Für globale Aktieninvestoren brechen herausfordernde Zeiten an, befürchtet Will Low von Nikko Asset Management. Doch es bieten sich auch neue Chancen.

Wer in Aktien investiert, hat es 2022 bisher nicht leicht. DAX und Euro Stoxx 50 verloren seit Jahresbeginn jeweils fast 18 Prozent, der breite US-Index S&P 500 über 19 Prozent. Es ist ein Umfeld, in dem die Vorteile der Diversifikation zum Tragen kommen: Mit regional breit gestreuten Investments lassen sich Verluste begrenzen. Der MSCI World gab im Jahresverlauf auf Euro-Basis bisher vergleichsweise geringe acht Prozent nach.

Positive Aktien-Renditen sind aber auch mit breit diversifizierten Index-Fonds kaum zu erzielen. Dazu bedarf es der richtigen Aktienauswahl. Denn der Markt befindet sich in einem Regimewechsel mit hoher Inflation, steigenden Zinsen, schwacher Konjunktur und einer zunehmenden Deglobalisierung. Doch selbst wenn die Inflation nicht weiter steigt und angesichts der schwachen Konjunktursignale die Kapitalkosten der Unternehmen nicht mehr so stark ins Gewicht fallen, dürfte der Wachstumspfad steinig werden. Das befürchtet zumindest Will Low, Aktienexperte aus dem Global Equity Team von Nikko Asset Management.

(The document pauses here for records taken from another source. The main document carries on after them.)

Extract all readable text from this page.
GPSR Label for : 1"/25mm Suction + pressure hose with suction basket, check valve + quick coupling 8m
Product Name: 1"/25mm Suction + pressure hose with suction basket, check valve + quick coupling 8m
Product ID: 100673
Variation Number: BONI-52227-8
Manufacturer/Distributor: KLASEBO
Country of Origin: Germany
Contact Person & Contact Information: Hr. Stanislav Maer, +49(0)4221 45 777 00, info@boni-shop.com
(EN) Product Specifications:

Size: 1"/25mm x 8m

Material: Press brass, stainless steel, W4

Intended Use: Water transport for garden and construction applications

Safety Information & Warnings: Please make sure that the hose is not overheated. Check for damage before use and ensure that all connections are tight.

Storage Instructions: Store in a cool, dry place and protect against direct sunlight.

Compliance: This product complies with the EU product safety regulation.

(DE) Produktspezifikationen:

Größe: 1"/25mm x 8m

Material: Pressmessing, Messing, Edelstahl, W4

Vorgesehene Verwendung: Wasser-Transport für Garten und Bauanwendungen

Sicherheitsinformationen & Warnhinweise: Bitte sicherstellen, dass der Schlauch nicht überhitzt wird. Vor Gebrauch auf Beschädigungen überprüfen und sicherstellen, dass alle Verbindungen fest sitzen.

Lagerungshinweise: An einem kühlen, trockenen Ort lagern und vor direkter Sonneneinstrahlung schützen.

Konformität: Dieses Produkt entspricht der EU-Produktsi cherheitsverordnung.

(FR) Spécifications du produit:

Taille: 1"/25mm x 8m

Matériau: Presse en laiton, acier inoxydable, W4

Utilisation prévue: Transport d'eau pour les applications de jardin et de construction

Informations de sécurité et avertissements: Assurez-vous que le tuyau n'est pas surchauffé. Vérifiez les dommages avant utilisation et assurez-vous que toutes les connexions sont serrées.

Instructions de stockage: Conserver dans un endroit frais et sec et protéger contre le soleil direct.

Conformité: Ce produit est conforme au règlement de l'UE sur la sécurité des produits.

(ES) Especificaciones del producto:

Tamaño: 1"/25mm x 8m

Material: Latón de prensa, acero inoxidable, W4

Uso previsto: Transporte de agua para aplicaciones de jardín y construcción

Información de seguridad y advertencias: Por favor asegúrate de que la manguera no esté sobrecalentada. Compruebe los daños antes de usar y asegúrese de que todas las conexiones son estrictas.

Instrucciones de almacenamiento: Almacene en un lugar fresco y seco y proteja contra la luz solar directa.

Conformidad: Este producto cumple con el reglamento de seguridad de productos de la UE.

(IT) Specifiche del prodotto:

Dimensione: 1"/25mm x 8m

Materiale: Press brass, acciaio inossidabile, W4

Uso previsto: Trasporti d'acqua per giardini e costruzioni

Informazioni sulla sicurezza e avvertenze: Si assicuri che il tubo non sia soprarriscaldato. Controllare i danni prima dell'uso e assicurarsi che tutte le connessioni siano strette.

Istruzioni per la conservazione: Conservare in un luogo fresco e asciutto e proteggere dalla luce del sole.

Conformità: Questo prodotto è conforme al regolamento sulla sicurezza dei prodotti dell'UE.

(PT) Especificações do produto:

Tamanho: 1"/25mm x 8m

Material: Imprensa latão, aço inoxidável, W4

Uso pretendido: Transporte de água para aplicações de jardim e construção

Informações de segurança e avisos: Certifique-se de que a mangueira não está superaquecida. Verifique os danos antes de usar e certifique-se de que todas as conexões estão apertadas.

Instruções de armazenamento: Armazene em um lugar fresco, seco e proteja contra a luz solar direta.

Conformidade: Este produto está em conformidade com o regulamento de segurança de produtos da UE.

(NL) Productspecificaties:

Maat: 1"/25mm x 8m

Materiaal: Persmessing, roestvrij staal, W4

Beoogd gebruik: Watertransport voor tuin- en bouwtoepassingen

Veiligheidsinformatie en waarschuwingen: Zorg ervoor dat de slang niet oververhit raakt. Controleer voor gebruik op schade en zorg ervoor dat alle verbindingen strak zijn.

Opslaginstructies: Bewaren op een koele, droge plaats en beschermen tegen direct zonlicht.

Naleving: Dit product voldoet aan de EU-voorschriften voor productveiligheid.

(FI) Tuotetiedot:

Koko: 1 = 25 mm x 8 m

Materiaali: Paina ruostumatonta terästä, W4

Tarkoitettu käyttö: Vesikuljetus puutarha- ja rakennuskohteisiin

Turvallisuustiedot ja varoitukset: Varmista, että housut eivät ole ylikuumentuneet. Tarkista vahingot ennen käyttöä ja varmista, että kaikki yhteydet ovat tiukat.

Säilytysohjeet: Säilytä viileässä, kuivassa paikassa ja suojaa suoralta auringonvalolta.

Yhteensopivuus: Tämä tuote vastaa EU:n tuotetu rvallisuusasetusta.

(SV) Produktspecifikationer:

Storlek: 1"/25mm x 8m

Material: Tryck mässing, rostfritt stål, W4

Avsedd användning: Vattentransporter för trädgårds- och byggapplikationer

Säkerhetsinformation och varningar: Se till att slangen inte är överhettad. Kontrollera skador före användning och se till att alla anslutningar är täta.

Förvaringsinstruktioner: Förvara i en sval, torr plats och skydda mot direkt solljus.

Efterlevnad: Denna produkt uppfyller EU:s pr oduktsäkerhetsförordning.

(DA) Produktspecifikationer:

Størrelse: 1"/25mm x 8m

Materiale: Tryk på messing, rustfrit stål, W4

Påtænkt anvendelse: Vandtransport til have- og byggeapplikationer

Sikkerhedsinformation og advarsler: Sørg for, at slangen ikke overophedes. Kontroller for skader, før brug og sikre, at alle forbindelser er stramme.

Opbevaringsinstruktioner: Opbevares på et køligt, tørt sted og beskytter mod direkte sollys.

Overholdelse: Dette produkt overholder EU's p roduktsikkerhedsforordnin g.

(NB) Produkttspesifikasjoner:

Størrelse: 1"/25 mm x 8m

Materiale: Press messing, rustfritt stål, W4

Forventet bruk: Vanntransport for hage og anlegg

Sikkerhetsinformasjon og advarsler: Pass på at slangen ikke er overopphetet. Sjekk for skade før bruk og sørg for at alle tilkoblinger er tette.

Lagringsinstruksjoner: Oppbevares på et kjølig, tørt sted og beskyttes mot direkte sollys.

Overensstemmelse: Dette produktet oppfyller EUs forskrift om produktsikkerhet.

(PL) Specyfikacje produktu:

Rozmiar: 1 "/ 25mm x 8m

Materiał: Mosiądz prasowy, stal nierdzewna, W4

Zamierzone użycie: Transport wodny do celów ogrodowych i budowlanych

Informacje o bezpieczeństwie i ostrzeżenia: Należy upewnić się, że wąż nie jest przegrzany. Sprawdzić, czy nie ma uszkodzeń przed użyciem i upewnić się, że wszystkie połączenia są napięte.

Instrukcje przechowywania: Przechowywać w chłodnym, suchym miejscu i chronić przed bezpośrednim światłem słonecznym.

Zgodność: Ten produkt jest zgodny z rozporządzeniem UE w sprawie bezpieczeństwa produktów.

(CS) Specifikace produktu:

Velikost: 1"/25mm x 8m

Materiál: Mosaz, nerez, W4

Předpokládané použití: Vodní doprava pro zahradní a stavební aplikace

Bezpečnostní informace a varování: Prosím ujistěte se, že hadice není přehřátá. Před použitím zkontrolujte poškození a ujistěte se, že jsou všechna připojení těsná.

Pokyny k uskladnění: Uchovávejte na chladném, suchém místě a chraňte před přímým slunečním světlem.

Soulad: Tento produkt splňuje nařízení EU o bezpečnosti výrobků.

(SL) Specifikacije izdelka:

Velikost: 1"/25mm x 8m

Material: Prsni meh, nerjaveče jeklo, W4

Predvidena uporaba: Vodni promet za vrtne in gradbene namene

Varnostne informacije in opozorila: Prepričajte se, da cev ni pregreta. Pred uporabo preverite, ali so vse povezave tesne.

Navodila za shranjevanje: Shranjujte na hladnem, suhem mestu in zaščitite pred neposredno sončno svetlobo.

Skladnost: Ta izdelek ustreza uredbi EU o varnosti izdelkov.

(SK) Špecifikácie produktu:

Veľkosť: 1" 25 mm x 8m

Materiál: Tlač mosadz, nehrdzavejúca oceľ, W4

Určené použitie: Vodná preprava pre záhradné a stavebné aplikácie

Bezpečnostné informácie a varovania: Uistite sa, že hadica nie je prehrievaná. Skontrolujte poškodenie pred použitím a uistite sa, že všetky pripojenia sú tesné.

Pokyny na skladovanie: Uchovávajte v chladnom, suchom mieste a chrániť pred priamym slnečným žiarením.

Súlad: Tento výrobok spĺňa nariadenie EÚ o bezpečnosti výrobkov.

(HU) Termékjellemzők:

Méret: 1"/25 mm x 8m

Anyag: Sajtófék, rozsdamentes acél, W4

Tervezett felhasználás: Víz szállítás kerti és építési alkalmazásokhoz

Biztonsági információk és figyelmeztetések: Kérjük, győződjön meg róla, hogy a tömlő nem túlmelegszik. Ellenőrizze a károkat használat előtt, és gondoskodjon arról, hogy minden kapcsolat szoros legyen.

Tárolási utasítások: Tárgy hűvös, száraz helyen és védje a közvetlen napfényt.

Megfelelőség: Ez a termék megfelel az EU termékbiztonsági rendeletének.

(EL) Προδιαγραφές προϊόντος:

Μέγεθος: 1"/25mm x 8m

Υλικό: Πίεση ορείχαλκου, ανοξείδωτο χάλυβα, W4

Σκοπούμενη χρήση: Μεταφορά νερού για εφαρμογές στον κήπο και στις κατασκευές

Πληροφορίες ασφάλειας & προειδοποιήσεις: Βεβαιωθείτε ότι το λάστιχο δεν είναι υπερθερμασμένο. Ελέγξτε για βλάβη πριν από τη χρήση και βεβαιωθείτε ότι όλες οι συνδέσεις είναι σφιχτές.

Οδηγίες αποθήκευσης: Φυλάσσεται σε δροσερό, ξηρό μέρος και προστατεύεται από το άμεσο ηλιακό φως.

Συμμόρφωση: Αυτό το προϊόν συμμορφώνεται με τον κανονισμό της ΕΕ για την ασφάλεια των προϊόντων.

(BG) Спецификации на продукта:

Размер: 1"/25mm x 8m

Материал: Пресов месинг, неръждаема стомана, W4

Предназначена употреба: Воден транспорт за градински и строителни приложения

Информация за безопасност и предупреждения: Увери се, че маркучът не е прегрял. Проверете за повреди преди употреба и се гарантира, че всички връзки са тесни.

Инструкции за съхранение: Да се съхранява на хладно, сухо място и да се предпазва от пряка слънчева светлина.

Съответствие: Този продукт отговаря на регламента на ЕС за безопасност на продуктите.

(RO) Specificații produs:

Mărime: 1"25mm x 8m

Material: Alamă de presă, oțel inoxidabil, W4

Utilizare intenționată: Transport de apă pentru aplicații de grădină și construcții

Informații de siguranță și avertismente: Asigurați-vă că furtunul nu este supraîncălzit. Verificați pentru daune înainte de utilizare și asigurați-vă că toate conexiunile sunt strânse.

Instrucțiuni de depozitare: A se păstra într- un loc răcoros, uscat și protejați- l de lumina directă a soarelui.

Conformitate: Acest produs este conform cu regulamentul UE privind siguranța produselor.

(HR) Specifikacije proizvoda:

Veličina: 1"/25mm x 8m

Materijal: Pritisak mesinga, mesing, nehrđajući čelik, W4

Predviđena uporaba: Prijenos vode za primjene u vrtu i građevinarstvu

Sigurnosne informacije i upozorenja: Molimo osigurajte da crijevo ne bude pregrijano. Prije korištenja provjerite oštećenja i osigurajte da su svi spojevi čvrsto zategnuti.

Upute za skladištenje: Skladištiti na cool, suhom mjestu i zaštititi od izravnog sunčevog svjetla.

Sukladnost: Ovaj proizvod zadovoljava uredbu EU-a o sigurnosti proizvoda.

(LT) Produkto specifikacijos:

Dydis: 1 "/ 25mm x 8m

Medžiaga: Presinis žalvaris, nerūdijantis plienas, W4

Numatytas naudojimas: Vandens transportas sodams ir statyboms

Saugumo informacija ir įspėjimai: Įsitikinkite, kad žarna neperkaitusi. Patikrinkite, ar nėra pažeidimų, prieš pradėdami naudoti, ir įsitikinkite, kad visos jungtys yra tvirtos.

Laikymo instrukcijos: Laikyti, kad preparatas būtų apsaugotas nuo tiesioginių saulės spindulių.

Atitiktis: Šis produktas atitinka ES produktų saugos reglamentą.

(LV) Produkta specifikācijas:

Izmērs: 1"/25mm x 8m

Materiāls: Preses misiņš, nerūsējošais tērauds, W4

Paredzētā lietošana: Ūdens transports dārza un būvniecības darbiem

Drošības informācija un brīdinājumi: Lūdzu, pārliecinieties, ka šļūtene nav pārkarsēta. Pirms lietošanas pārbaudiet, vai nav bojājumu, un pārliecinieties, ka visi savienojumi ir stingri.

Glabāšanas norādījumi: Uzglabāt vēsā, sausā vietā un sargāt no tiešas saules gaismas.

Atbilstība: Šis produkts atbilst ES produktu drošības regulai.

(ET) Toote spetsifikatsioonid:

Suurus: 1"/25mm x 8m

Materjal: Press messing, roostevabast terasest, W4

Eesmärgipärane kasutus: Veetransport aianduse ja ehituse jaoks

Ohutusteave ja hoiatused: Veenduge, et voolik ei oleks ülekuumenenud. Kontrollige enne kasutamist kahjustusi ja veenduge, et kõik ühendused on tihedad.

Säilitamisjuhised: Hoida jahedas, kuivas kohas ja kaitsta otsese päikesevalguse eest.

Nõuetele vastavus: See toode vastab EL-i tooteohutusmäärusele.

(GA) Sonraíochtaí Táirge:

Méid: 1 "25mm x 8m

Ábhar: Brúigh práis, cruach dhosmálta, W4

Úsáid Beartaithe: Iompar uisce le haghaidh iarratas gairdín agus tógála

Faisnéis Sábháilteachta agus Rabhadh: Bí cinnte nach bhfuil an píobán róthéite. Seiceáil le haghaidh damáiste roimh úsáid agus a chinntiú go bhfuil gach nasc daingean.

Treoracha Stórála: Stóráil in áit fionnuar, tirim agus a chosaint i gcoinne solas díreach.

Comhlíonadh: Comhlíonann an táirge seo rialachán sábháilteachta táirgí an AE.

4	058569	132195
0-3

Dauerhaftes profitables Wachstum ist gefragt

Das Positive an solch einem Regimewechsel: Es ist wahrscheinlich, dass neue Titel die Führung übernehmen. Waren im vergangenen Zyklus IT-Werte, zyklische Konsumgüter und Energietitel vorne dabei, dürfte es dieses Mal anders kommen. In jedem Fall schlägt die Stunde der Unternehmen, die dauerhaftes Wachstum und Rentabilität liefern können, die den Markt beherrschen oder Marktanteile gewinnen und die über einzigartige Produkte oder Geschäftsmodelle verfügen. Denn diese sollten in der Lage sein, gestiegene Rohstoff-, Arbeits- und Kapitalkosten an ihre Kunden weiterzugeben und die Absatzmengen beizubehalten. „Geschäftsmodelle, die Cash verbrennen und keine Gewinne erzielen, werden straucheln“, ist sich Low sicher. „Die Strafe für Investments zu überhöhten Preisen kann hoch sein.“

Mehr Erneuerbare, weniger zyklische Konsumgüter

Chancen bieten sich nach Ansicht von Low weiter im Bereich der Energiewende, da die Investitionen dort dauerhaft steigen sollten. Denn Unternehmen seien mit der Herausforderung konfrontiert, die weiterhin benötigte Produktion fossiler Brennstoffe aufrechtzuerhalten, das Angebot aus vertrauenswürdigeren Quellen zu erhöhen, die Energieeffizienz zu verbessern, die Emissionen zu reduzieren und alternative Energiequellen weiterzuentwickeln.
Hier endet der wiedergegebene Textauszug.